It happened in Connecticut

Sep 21, 2007 10:12 GMT  ·  By

This is just another case of one company being sued for something that isn't really their fault. The state of Connecticut is suing IT consulting giant Accenture after sensitive information about state bank accounts and dozens of taxpayers has leaked, as the SC Magazine informs us. Thing is, they didn't get sued because they didn't have enough security measures and data got breached? that wasn't the case. Also, no hacker or malicious insider meddled with the info.

What actually happened is that a storage device had been stolen from an intern's car. Intern of Accenture, of course.
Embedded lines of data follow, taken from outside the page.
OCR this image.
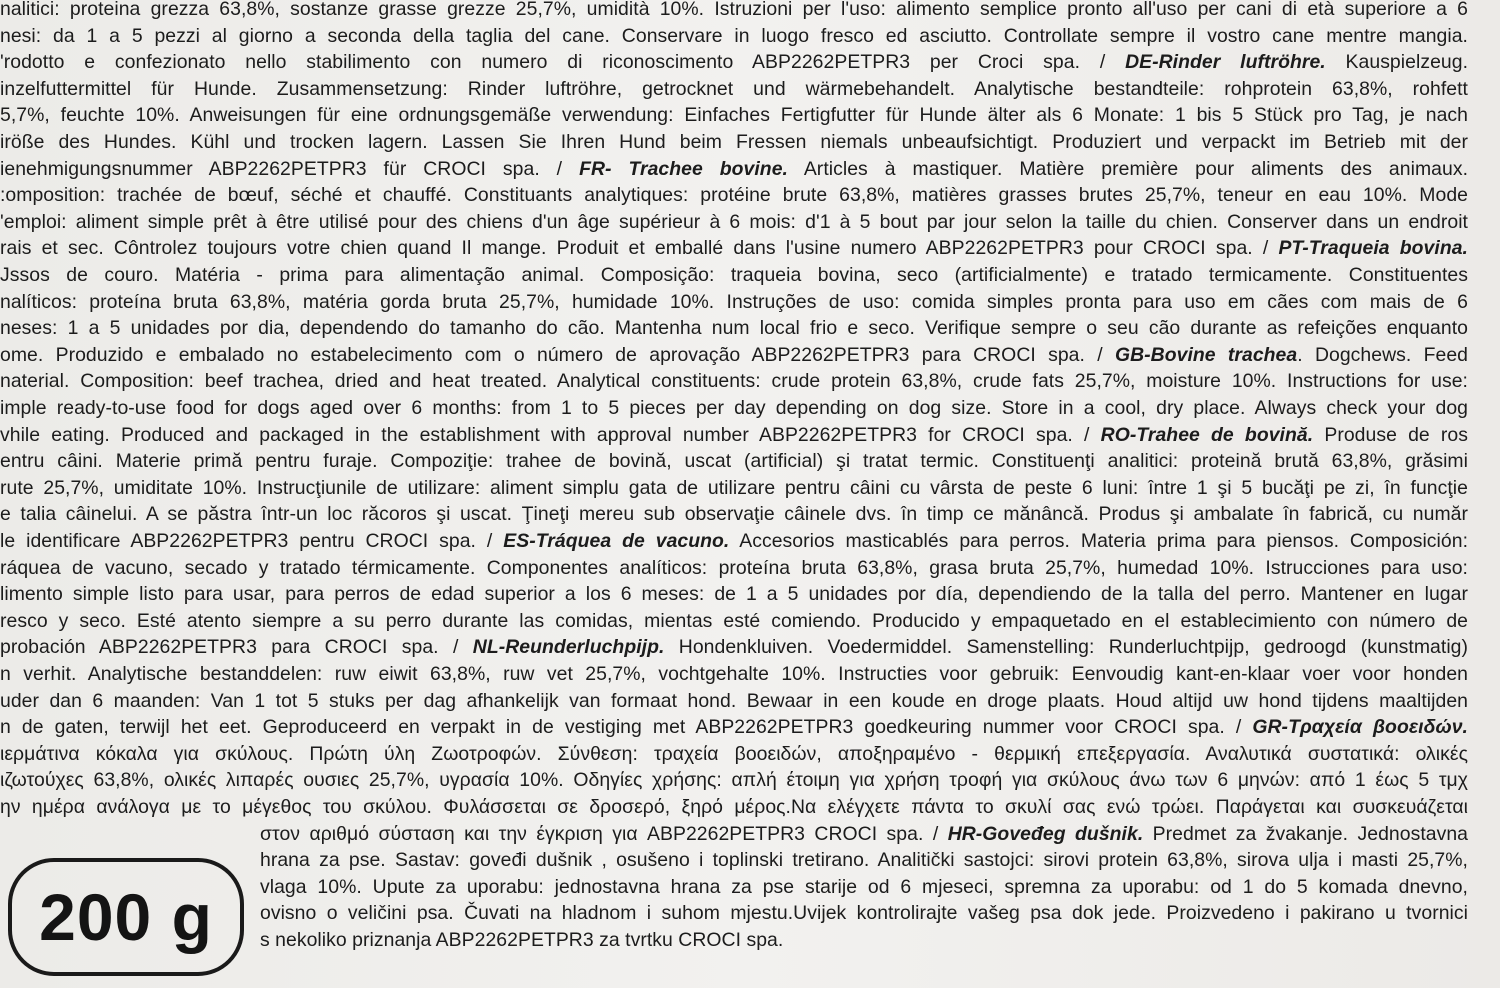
nalitici: proteina grezza 63,8%, sostanze grasse grezze 25,7%, umidità 10%. Istruzioni per l'uso: alimento semplice pronto all'uso per cani di età superiore a 6
nesi: da 1 a 5 pezzi al giorno a seconda della taglia del cane. Conservare in luogo fresco ed asciutto. Controllate sempre il vostro cane mentre mangia.
'rodotto e confezionato nello stabilimento con numero di riconoscimento ABP2262PETPR3 per Croci spa. / DE-Rinder luftröhre. Kauspielzeug.
inzelfuttermittel für Hunde. Zusammensetzung: Rinder luftröhre, getrocknet und wärmebehandelt. Analytische bestandteile: rohprotein 63,8%, rohfett
5,7%, feuchte 10%. Anweisungen für eine ordnungsgemäße verwendung: Einfaches Fertigfutter für Hunde älter als 6 Monate: 1 bis 5 Stück pro Tag, je nach
iröße des Hundes. Kühl und trocken lagern. Lassen Sie Ihren Hund beim Fressen niemals unbeaufsichtigt. Produziert und verpackt im Betrieb mit der
ienehmigungsnummer ABP2262PETPR3 für CROCI spa. / FR- Trachee bovine. Articles à mastiquer. Matière première pour aliments des animaux.
:omposition: trachée de bœuf, séché et chauffé. Constituants analytiques: protéine brute 63,8%, matières grasses brutes 25,7%, teneur en eau 10%. Mode
'emploi: aliment simple prêt à être utilisé pour des chiens d'un âge supérieur à 6 mois: d'1 à 5 bout par jour selon la taille du chien. Conserver dans un endroit
rais et sec. Côntrolez toujours votre chien quand Il mange. Produit et emballé dans l'usine numero ABP2262PETPR3 pour CROCI spa. / PT-Traqueia bovina.
Jssos de couro. Matéria - prima para alimentação animal. Composição: traqueia bovina, seco (artificialmente) e tratado termicamente. Constituentes
nalíticos: proteína bruta 63,8%, matéria gorda bruta 25,7%, humidade 10%. Instruções de uso: comida simples pronta para uso em cães com mais de 6
neses: 1 a 5 unidades por dia, dependendo do tamanho do cão. Mantenha num local frio e seco. Verifique sempre o seu cão durante as refeições enquanto
ome. Produzido e embalado no estabelecimento com o número de aprovação ABP2262PETPR3 para CROCI spa. / GB-Bovine trachea. Dogchews. Feed
naterial. Composition: beef trachea, dried and heat treated. Analytical constituents: crude protein 63,8%, crude fats 25,7%, moisture 10%. Instructions for use:
imple ready-to-use food for dogs aged over 6 months: from 1 to 5 pieces per day depending on dog size. Store in a cool, dry place. Always check your dog
vhile eating. Produced and packaged in the establishment with approval number ABP2262PETPR3 for CROCI spa. / RO-Trahee de bovină. Produse de ros
entru câini. Materie primă pentru furaje. Compoziţie: trahee de bovină, uscat (artificial) şi tratat termic. Constituenţi analitici: proteină brută 63,8%, grăsimi
rute 25,7%, umiditate 10%. Instrucţiunile de utilizare: aliment simplu gata de utilizare pentru câini cu vârsta de peste 6 luni: între 1 şi 5 bucăţi pe zi, în funcţie
e talia câinelui. A se păstra într-un loc răcoros şi uscat. Ţineţi mereu sub observaţie câinele dvs. în timp ce mănâncă. Produs şi ambalate în fabrică, cu număr
le identificare ABP2262PETPR3 pentru CROCI spa. / ES-Tráquea de vacuno. Accesorios masticablés para perros. Materia prima para piensos. Composición:
ráquea de vacuno, secado y tratado térmicamente. Componentes analíticos: proteína bruta 63,8%, grasa bruta 25,7%, humedad 10%. Istrucciones para uso:
limento simple listo para usar, para perros de edad superior a los 6 meses: de 1 a 5 unidades por día, dependiendo de la talla del perro. Mantener en lugar
resco y seco. Esté atento siempre a su perro durante las comidas, mientas esté comiendo. Producido y empaquetado en el establecimiento con número de
probación ABP2262PETPR3 para CROCI spa. / NL-Reunderluchpijp. Hondenkluiven. Voedermiddel. Samenstelling: Runderluchtpijp, gedroogd (kunstmatig)
n verhit. Analytische bestanddelen: ruw eiwit 63,8%, ruw vet 25,7%, vochtgehalte 10%. Instructies voor gebruik: Eenvoudig kant-en-klaar voer voor honden
uder dan 6 maanden: Van 1 tot 5 stuks per dag afhankelijk van formaat hond. Bewaar in een koude en droge plaats. Houd altijd uw hond tijdens maaltijden
n de gaten, terwijl het eet. Geproduceerd en verpakt in de vestiging met ABP2262PETPR3 goedkeuring nummer voor CROCI spa. / GR-Τραχεία βοοειδών.
ιερμάτινα κόκαλα για σκύλους. Πρώτη ύλη Ζωοτροφών. Σύνθεση: τραχεία βοοειδών, αποξηραμένο - θερμική επεξεργασία. Αναλυτικά συστατικά: ολικές
ιζωτούχες 63,8%, ολικές λιπαρές ουσιες 25,7%, υγρασία 10%. Οδηγίες χρήσης: απλή έτοιμη για χρήση τροφή για σκύλους άνω των 6 μηνών: από 1 έως 5 τμχ
ην ημέρα ανάλογα με το μέγεθος του σκύλου. Φυλάσσεται σε δροσερό, ξηρό μέρος.Να ελέγχετε πάντα το σκυλί σας ενώ τρώει. Παράγεται και συσκευάζεται
στον αριθμό σύσταση και την έγκριση για ABP2262PETPR3 CROCI spa. / HR-Goveđeg dušnik. Predmet za žvakanje. Jednostavna
hrana za pse. Sastav: goveđi dušnik , osušeno i toplinski tretirano. Analitički sastojci: sirovi protein 63,8%, sirova ulja i masti 25,7%,
vlaga 10%. Upute za uporabu: jednostavna hrana za pse starije od 6 mjeseci, spremna za uporabu: od 1 do 5 komada dnevno,
ovisno o veličini psa. Čuvati na hladnom i suhom mjestu.Uvijek kontrolirajte vašeg psa dok jede. Proizvedeno i pakirano u tvornici
s nekoliko priznanja ABP2262PETPR3 za tvrtku CROCI spa.
200 g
What got state representatives really angry isn't the fact it got stolen as company officials would have been able to predict that a thief would break into a car and steal that particular backup tape. They were rather upset with the fact that it had been stolen in Ohio, and they (the company) had no right to move the data like that and should have treated it with more care.

The lawsuit, filed Wednesday in Superior Court in Hartford, accuses Illinois-based Accenture of "illegal negligence, unauthorized use of state property and breach of contract", according to the site I mentioned earlier. The state had been paying a lot to Accenture and now they want their money back, because the company had failed to protect the data that they were using. If the data will be used maliciously cannot be predicted at this moment, but in any case, a breach is a breach and an unsatisfied client has the right to sue.

However, this is not the first time this thing happens. A lot of firms have reported laptops stolen or storage devices missing, all with secret info on them. However, ID theft has not been a consequence of these thefts. The thieves weren't after the data, but after the piece of hardware. Like I've said before, hackers that want to breach info databases, not steal from cars!